- The cover of Hipira

ヒピラくん (Hipira-kun)
- Genre: Comedy, Supernatural
- Written by: Katsuhiro Otomo
- Illustrated by: Shinji Kimura
- Published by: Shufu-to-Seikatsu Sha Ltd.
- English publisher: US: Dark Horse Comics;
- Published: September 2002
- Volumes: 1
- Directed by: Shinji Kimura
- Music by: Conisch
- Studio: Sunrise
- Original network: NHK BS-2
- Original run: December 21, 2009 – December 25, 2009
- Episodes: 12

= Hipira =

Japanese manga and anime series

Hipira: The Little Vampire (ヒピラくん, Hipira-kun) is a manga-style story book written by Katsuhiro Otomo and illustrated by Shinji Kimura. The manga is licensed in English by Dark Horse Comics.

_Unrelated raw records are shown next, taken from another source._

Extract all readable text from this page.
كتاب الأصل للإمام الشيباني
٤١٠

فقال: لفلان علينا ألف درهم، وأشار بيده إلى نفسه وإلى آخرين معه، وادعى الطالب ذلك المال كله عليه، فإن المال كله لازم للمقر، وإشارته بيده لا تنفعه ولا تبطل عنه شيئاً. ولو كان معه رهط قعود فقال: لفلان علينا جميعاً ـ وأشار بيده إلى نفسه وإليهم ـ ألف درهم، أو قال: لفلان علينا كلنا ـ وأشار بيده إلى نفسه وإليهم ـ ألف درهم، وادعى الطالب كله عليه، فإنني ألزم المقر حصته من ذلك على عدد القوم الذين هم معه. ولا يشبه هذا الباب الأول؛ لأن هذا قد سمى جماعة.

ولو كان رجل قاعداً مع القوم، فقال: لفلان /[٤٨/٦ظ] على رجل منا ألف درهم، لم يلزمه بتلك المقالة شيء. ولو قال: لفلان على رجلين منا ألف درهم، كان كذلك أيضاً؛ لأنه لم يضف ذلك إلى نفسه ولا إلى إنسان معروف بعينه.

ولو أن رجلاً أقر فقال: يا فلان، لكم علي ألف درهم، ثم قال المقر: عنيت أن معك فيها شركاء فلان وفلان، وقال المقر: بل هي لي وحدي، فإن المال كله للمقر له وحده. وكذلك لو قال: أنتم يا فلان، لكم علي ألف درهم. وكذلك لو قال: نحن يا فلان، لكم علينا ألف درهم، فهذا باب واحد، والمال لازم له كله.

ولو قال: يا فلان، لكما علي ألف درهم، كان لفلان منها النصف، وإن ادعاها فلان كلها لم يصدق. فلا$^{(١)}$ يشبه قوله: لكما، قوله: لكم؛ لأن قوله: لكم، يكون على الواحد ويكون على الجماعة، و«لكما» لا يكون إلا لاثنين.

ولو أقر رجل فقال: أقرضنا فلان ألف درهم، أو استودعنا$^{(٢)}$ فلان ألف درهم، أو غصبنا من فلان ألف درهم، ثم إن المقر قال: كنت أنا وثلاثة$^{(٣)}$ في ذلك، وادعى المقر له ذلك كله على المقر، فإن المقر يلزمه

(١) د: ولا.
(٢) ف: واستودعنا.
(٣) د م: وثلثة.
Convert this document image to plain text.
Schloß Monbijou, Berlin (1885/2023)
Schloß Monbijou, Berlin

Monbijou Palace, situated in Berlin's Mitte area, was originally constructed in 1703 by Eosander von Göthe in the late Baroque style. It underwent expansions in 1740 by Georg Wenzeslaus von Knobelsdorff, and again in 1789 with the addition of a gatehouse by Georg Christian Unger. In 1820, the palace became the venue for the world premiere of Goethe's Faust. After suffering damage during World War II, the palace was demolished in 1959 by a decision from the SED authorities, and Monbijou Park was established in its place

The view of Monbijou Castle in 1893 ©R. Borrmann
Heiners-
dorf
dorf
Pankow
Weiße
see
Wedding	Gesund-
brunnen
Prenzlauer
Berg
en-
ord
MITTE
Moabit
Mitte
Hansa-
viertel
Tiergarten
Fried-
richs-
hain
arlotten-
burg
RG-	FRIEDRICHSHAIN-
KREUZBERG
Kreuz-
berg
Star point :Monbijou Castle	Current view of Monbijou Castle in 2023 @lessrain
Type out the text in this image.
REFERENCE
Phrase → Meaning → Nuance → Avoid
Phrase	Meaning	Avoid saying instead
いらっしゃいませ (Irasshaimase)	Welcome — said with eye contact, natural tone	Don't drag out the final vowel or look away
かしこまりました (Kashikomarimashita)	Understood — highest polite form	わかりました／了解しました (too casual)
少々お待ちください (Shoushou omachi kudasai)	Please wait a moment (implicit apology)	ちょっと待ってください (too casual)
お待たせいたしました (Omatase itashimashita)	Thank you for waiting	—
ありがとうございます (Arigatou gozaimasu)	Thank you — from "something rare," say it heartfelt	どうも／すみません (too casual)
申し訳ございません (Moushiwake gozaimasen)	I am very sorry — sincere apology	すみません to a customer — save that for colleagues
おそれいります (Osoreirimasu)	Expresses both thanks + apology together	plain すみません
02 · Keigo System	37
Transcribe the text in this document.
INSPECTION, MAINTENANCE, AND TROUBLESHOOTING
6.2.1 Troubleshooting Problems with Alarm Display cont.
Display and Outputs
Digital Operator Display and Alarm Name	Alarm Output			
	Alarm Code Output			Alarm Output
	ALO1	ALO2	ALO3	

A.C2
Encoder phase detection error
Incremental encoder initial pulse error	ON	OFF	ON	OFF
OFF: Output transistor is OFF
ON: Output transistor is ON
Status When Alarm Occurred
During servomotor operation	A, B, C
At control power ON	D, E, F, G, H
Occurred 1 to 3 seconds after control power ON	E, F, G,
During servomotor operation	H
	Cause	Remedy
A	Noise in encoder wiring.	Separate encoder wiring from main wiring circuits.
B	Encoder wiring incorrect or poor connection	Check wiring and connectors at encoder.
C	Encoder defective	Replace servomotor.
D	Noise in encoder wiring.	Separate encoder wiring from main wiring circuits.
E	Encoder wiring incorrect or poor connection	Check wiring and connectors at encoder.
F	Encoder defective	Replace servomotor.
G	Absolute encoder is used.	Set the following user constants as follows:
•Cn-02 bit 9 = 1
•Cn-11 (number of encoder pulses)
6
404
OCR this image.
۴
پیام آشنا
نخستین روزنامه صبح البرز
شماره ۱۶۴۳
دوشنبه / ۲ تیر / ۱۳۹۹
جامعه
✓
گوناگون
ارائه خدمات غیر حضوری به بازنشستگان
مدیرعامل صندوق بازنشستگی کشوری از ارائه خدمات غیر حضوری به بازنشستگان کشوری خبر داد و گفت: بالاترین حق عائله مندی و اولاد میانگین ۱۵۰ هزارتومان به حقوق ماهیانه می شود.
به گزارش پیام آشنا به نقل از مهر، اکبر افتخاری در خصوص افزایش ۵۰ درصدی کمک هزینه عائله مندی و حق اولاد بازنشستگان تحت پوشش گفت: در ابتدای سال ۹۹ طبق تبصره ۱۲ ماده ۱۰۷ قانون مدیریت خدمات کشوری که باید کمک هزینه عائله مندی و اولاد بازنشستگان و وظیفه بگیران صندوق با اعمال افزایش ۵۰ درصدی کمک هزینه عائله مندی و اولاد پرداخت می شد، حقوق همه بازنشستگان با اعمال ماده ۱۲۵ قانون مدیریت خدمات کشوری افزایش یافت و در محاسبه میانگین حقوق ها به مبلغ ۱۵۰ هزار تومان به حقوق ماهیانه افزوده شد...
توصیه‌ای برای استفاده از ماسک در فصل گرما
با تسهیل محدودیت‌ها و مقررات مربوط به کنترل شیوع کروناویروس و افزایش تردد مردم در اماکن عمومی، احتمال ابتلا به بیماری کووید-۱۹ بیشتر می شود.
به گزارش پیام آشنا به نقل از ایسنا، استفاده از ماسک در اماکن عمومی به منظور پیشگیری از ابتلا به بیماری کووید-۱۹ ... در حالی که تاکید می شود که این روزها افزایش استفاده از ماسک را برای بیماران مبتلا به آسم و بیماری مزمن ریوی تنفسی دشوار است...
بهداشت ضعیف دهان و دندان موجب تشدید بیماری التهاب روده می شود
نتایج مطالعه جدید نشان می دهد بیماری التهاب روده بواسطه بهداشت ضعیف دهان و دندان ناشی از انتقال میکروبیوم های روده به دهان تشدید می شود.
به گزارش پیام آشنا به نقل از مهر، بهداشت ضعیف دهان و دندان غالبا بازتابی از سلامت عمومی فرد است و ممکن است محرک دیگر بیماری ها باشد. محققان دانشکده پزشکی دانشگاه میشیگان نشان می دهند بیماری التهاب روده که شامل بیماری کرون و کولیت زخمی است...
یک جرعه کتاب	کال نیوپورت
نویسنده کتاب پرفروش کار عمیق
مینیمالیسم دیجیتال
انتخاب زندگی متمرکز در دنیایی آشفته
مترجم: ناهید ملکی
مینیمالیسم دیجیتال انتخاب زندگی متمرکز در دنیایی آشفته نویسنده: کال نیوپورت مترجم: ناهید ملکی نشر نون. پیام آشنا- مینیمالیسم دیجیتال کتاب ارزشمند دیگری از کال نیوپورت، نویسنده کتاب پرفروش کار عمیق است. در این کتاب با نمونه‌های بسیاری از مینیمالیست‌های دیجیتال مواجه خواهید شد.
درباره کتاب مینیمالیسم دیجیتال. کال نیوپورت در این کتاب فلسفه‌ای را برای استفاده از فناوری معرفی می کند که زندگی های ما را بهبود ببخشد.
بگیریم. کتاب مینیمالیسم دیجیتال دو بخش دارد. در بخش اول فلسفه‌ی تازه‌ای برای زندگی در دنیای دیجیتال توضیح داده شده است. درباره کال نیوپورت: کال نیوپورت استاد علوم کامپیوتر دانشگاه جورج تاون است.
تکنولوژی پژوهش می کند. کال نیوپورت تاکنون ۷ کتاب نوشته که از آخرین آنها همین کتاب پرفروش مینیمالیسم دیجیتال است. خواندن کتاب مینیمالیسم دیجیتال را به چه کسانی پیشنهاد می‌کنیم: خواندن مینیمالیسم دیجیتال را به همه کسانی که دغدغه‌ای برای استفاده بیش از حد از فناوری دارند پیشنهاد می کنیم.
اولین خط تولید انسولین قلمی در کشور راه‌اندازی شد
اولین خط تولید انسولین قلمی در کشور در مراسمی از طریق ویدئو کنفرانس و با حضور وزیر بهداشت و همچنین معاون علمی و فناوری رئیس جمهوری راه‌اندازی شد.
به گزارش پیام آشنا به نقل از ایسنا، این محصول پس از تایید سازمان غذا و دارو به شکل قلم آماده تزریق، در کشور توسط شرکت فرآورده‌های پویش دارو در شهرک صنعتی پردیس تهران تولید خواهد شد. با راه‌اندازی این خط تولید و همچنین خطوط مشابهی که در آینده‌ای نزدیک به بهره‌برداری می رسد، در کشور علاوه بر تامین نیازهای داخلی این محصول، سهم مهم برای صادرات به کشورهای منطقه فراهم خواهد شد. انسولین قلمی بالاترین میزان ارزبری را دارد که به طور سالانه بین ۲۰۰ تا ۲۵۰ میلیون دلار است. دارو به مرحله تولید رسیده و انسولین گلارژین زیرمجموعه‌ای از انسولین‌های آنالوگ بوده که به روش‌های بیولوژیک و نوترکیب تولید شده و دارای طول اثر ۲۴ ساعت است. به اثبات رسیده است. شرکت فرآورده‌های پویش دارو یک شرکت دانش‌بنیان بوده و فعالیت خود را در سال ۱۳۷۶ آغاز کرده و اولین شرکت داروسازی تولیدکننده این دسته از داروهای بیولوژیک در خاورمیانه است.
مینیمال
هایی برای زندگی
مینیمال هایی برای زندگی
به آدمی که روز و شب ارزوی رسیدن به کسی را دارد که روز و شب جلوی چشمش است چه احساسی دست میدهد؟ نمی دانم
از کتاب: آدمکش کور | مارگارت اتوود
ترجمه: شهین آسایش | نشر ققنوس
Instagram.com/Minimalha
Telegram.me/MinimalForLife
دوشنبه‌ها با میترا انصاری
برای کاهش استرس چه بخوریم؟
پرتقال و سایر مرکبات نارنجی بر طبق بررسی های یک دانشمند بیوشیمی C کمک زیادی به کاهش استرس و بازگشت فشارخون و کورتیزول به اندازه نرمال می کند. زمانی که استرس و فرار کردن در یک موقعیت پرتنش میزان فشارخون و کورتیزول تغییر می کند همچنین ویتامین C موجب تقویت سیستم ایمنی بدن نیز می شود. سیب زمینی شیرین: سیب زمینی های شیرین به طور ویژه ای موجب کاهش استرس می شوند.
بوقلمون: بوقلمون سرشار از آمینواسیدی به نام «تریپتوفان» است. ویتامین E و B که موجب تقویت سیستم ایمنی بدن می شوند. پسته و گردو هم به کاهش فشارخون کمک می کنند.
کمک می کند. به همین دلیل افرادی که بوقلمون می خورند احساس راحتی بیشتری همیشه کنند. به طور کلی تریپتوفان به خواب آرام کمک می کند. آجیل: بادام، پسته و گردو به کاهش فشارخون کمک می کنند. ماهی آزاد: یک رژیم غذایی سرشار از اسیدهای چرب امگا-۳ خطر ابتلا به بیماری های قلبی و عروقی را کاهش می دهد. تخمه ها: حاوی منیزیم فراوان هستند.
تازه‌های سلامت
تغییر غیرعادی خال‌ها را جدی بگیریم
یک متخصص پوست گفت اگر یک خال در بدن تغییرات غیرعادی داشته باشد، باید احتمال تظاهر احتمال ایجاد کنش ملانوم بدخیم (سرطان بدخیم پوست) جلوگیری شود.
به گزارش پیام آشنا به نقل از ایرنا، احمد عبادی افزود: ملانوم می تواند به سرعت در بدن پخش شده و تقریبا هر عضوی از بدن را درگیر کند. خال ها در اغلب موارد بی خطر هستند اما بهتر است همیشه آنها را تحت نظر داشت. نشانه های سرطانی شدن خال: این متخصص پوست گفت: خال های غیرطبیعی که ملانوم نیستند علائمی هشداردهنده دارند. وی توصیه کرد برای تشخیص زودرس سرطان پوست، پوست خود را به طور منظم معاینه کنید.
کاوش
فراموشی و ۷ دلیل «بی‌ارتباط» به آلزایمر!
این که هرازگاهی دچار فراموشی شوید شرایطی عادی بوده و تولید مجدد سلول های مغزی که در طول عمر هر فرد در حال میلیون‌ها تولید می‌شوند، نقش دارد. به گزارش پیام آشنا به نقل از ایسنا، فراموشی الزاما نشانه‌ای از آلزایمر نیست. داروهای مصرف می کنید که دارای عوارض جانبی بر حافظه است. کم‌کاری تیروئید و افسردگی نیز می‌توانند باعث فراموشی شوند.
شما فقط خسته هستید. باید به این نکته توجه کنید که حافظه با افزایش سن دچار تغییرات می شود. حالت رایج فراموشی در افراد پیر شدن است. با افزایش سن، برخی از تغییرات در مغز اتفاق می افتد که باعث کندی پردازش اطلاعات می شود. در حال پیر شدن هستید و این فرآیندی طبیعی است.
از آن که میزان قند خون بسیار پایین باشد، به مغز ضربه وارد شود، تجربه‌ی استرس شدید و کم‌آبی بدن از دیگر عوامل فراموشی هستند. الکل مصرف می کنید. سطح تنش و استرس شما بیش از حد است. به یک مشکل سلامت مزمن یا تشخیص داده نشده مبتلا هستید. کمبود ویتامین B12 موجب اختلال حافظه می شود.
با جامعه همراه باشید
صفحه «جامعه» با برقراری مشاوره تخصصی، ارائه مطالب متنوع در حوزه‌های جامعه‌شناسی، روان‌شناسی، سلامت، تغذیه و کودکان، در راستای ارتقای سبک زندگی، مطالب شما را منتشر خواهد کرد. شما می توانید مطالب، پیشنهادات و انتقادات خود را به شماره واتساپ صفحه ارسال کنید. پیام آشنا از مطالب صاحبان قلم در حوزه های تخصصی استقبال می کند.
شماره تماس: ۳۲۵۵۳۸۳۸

The manga was adapted into an anime and broadcast on NHK BS-2 from December 21–25, 2009.

==Media==

===Manga===
Shufu-to-Seikatsu Sha Ltd. released the manga in September 2002. The manga is licensed in English by Dark Horse Comics, which released the manga on August 24, 2005. Casterman released the manga on October 17, 2007.

===Anime===
The manga was adapted into an anime and broadcast on NHK BS-2's BS Fuyu Yasumi Anime Tokusen program for five consecutive days starting from December 21, 2009. The anime featured Yumiko Kobayashi as Hipira, Sayaka Ohara as Soul, Bin Shimada as Chōrō, Chihiro Suzuki as Georuge and Ayumi Fujimura as Erena.

==Reception==
Newtype USA magazine commends Shinji Kimura's artwork saying that his illustrations are both "creepy and cute".